Woods takes a more desolate turn on "Chapter 3: The Moon", mixing voices and strings in a brief bit repetitive cantata that seems incomplete. "Running Away" takes more focus on while exploring an inexplicable draw to flight and how that tendency comes face to face with unexpected love. The song is a disorganized mess musically, but manages to work in spite of this (perhaps because the presentation and the message are so closely aligned). Woods returns to a dark and lonely musical landscape for "You Are The Moon", written from the depths of unrequited love. There is an elemental beauty here, with the distance finely etched into haunting vocals and strings.

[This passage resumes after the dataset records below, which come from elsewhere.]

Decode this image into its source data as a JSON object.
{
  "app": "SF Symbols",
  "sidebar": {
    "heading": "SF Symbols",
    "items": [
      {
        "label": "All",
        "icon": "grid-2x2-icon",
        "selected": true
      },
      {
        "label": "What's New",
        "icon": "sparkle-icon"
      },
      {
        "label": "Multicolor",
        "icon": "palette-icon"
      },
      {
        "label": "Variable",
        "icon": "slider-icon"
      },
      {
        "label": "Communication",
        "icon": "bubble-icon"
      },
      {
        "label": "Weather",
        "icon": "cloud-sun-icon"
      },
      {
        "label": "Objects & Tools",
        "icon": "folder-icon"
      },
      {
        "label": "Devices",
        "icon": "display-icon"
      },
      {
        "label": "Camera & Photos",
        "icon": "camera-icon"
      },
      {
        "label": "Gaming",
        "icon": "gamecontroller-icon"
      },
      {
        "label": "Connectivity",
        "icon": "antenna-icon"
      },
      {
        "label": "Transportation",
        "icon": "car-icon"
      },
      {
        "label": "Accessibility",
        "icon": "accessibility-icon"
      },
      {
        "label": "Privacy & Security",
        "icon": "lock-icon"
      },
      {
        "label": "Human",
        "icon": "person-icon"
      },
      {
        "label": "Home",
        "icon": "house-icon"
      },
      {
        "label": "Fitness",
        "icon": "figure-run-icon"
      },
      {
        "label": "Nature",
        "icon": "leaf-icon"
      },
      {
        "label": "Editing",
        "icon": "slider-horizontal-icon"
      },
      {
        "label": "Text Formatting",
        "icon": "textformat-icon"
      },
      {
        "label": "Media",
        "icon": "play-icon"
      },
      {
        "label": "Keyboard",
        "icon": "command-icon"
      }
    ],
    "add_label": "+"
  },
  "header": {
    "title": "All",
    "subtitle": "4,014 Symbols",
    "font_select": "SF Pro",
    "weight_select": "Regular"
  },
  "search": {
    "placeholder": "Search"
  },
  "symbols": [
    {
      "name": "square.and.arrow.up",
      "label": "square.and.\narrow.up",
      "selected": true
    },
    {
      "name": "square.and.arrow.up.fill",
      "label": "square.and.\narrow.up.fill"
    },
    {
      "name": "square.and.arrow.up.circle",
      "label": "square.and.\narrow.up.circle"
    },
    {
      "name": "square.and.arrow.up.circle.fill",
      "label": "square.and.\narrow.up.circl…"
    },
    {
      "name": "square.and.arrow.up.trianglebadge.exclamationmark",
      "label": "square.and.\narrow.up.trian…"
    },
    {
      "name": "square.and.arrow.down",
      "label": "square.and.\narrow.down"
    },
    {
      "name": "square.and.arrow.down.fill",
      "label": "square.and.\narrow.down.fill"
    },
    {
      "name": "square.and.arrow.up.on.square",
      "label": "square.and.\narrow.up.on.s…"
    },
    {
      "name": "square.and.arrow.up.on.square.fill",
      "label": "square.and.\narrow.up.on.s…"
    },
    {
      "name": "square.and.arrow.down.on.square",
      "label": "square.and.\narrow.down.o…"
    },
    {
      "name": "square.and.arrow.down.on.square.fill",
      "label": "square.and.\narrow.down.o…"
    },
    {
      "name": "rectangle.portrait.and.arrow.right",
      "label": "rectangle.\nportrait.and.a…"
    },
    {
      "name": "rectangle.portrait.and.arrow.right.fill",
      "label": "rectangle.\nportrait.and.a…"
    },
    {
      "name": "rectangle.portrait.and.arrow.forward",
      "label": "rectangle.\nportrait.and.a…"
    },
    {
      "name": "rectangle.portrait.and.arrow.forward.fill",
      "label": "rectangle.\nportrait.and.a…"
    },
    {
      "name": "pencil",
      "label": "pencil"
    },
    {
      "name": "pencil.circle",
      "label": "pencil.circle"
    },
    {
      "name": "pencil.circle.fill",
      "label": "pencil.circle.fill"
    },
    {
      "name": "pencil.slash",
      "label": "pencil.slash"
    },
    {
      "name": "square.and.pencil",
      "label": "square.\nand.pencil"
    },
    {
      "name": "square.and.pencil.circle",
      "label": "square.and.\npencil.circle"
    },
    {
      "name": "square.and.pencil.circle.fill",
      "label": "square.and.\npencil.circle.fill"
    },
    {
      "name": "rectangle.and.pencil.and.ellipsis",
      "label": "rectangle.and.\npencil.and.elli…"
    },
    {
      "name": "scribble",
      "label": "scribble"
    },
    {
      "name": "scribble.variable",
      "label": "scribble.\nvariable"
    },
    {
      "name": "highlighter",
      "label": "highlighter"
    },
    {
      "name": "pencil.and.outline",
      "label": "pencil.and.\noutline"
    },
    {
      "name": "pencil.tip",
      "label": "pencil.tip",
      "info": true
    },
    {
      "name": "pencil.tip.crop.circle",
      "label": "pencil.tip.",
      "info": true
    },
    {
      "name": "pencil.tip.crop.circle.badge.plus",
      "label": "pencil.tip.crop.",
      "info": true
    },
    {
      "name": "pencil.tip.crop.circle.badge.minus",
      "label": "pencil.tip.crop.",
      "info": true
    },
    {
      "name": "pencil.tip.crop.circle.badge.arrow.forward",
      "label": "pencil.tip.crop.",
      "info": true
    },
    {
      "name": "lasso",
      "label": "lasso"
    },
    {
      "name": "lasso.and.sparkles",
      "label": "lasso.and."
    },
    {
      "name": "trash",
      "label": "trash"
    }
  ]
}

"Heartbeat" sinks into morass where lust overcomes love and good intentions. Woods once again ventures into messy musical territory in conjunction with a messy emotional story. "Trying To Get Back" starts out disheveled, but resolves in its final 30 seconds to a bright and airy folk/rock song. "Lucky One" celebrates being in love in joyous terms. The funky folk-rock style has an easy, swinging feel that reflects the carefree nature of the moment captured here. "You Are The Sun" takes a more esoteric look at the same emotions as Woods contemplates having come full circle. This turns into a mid-tempo waltz that is perhaps overly emotive but is generally well done. Woods closes with the requisite happy ending on "The Wedding Song". Wind chimes and stumbling guitar walk guests down the aisle to their virtual seats, while Woods incantation the past ala Sting on "The Secret Marriage". The song is a reflection backward from the mundane give and take of everyday life years later. Woods creates a moment here that is palpable and decidedly real.
George Woods reflects the emotional highs and lows of love in the music of heartbeat, The journey through quiet desperation; falling in love; getting married and into the mundane existence of everyday life captured in words and notes throughout Heartbeat.  The end result is as hard to get through at times as individual moments along the way, but the presentation is wonderfully artistic and real.  Woods does have a distinctive melodic sensibility, and likes to play off the beaten path at times, but he’s a gamer, always gutting out the rough performances but as often as not turning in a gem.